GitHub - chrishwiggins/shannon-language-model: How a (small) language model walks through its training text: a teaching demo of a bigram Markov chain as a random walk. Live: shannon-language-model.pages.dev

4 min read Original article ↗

A teaching demo for the simplest possible language model: a bigram Markov chain. A bigram model is a map (each word points to the words seen right after it); generating text is a random walk over that map. The app animates the walk, moving a reading head through the training text one word at a time as each next word is sampled.

Live demo: https://shannon.chrishwiggins.com

What it shows

  • A bigram model is a map. Build a directed graph whose nodes are words and whose edges go from each word to the words seen right after it. A word's out-degree (its number of distinct next-words) is the branching factor of the model.
  • Generation is a random walk. Sample each next word in proportion to how often it followed the current one; the reading head moves through the training text as it goes. This is exactly Shannon's 1948 first-order word model: no temperature, no neural net.
  • A designed training text makes the branching legible. The text is engineered so most words have a small, near-uniform out-degree (mostly two choices), so you can follow the walk by eye. A self-check recomputes the bigram graph from the displayed tokens and proves it matches the designed graph, or blocks generation.
  • The covering walk. To exhibit every edge in the fewest words, the displayed text is a Guan-route-augmented Eulerian circuit (route inspection + Hierholzer) over the designed graph.
  • Real text, for contrast. Other tabs build the real bigram graph of pasted text or a bundled public-domain classic, where out-degrees vary wildly (Zipfian), unlike the uniform designed demo.

Running it locally

The designed-demo and paste tabs work from any static server. The standard-texts tab reads bundled files from dat/, and the optional URL-scraping tab uses Python's BeautifulSoup (which cannot run in a browser). The local backend serves everything:

python3 src/server.py
# then open http://localhost:8731/

The only non-stdlib dependency is beautifulsoup4 (pip install beautifulsoup4), and only the URL tab needs it.

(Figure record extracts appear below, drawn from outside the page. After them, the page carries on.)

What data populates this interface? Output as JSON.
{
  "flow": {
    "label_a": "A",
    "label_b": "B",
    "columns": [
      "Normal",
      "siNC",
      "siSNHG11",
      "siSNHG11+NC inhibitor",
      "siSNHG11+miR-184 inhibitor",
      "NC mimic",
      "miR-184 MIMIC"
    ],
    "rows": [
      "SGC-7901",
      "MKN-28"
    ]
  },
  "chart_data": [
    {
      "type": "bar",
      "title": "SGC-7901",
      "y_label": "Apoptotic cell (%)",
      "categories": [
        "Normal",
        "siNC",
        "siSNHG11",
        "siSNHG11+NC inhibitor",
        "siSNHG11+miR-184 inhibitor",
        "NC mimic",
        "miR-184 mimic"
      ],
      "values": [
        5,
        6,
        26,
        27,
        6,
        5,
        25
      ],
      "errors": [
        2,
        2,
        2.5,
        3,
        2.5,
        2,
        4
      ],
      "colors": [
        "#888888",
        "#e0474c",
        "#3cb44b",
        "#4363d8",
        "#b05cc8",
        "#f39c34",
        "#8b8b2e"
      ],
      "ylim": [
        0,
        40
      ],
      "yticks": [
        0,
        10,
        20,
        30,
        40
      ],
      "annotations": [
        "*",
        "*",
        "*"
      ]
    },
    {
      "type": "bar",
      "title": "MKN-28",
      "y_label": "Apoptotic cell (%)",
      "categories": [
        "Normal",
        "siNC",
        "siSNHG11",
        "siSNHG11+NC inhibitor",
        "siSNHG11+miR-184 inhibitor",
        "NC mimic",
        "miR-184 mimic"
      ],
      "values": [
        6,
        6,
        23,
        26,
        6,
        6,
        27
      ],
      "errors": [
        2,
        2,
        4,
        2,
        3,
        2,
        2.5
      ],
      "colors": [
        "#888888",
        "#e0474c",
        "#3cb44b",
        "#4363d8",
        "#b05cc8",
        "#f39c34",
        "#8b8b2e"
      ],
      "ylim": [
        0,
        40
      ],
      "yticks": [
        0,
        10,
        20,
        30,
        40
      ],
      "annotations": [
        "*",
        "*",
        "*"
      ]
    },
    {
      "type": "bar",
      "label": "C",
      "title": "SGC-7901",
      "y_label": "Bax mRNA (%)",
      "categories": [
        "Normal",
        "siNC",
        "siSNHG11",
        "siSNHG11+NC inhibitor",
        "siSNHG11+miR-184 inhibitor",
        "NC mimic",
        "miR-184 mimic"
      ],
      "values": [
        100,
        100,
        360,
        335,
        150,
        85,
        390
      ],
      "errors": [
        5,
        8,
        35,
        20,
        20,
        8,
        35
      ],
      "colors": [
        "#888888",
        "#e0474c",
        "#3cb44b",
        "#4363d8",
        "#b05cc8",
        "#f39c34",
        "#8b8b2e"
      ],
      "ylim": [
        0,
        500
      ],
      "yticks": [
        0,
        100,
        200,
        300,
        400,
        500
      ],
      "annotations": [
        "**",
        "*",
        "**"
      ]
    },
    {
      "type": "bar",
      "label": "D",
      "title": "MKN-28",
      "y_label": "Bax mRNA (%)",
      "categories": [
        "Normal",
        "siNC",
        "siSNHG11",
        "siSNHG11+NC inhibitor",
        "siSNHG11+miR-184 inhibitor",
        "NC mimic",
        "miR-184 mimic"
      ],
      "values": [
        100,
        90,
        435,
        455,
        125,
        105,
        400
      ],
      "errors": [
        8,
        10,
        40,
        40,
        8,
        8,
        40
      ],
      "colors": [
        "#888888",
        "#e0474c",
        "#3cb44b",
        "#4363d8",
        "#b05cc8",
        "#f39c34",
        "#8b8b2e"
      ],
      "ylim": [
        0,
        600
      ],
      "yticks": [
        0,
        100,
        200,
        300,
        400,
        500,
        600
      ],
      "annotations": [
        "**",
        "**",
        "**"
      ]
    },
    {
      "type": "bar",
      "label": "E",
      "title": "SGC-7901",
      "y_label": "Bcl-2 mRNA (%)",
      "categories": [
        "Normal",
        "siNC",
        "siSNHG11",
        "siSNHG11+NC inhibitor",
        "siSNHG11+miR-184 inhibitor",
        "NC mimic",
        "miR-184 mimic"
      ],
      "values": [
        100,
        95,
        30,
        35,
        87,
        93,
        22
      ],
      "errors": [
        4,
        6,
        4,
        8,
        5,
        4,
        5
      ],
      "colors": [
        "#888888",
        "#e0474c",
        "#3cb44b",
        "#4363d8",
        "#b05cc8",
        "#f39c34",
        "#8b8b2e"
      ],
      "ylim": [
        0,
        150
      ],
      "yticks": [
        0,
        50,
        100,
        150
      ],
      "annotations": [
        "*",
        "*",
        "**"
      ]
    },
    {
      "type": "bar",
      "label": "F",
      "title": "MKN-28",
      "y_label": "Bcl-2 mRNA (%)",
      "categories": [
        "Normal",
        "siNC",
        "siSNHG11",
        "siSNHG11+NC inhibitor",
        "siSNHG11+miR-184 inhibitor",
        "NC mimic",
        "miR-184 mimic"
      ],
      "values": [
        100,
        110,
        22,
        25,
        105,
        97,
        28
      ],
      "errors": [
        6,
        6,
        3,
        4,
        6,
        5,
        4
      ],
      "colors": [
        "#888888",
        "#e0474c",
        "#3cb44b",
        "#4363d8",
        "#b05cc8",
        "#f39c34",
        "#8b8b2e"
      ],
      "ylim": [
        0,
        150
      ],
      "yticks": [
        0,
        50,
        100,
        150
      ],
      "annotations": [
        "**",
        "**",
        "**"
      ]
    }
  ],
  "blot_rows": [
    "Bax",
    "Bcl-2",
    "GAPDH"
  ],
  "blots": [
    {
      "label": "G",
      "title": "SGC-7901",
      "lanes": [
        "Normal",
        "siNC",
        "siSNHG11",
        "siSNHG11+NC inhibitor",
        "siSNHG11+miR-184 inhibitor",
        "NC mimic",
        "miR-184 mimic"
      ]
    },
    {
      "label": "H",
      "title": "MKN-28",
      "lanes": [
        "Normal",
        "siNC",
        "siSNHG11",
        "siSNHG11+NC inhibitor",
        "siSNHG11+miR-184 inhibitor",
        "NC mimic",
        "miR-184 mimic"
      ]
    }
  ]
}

To produce the static build that the live site serves:

python3 src/build-static.py # writes out/site/

The static build removes the URL-scraping tab (no Python backend on a static host) and stamps a last-updated time.

The app is behind a client-side password gate (password: monday). This is obfuscation, not security: the password ships in the page source.

Project layout

Path What it is
index.html The single-page app (markup + CSS + JS).
src/server.py Local dev backend: serves the app and the URL scraper (BeautifulSoup).
src/build-static.py Produces the static deploy build in out/site/.
src/pareto-entropy.py Computes the fair-use-vs-branching Pareto front (Shannon conditional entropy vs. vocabulary) over a text.
dat/*.txt Bundled public-domain training texts.
dat/index.json Catalog the Standard-texts tab reads.
ref/markov-1913-summary.md A short note on Markov's 1913 Eugene Onegin chain (the first Markov chain).

The training texts

All bundled texts in dat/ are public domain:

  • markov-onegin.txt — Pushkin's Eugene Onegin (Henry Spalding's 1881 translation), the text Andrey Markov used in 1913 for the first Markov chain.
  • bible-genesis.txt — King James Bible, Genesis 1.
  • shakespeare-hamlet.txt, shakespeare-sonnet18.txt — Shakespeare.
  • house-jack.txt — "The House That Jack Built" (1755, a cumulative rhyme).
  • ring-roses.txt — "Ring a Ring o' Roses".
  • columbia-mission.txt — the Columbia University mission statement.

The designed demo's small vocabulary is drawn from a canon of texts about language, machines, and meaning (Chomsky, Brautigan, Orwell via Strunk & White, the 1955 Dartmouth proposal, Weizenbaum, Searle, Strachey). Those copyrighted sources are referenced by title and used only as the provenance of individual words; none of their text is redistributed here.

Background

  • A. A. Markov (1913) counted vowel/consonant transitions across 20,000 letters of Eugene Onegin — the first Markov chain. See ref/markov-1913-summary.md.
  • C. E. Shannon (1948), A Mathematical Theory of Communication — the n-gram language model and conditional entropy this demo animates.

License

MIT (see LICENSE) for the code. The bundled dat/*.txt training texts are public-domain works, included as data.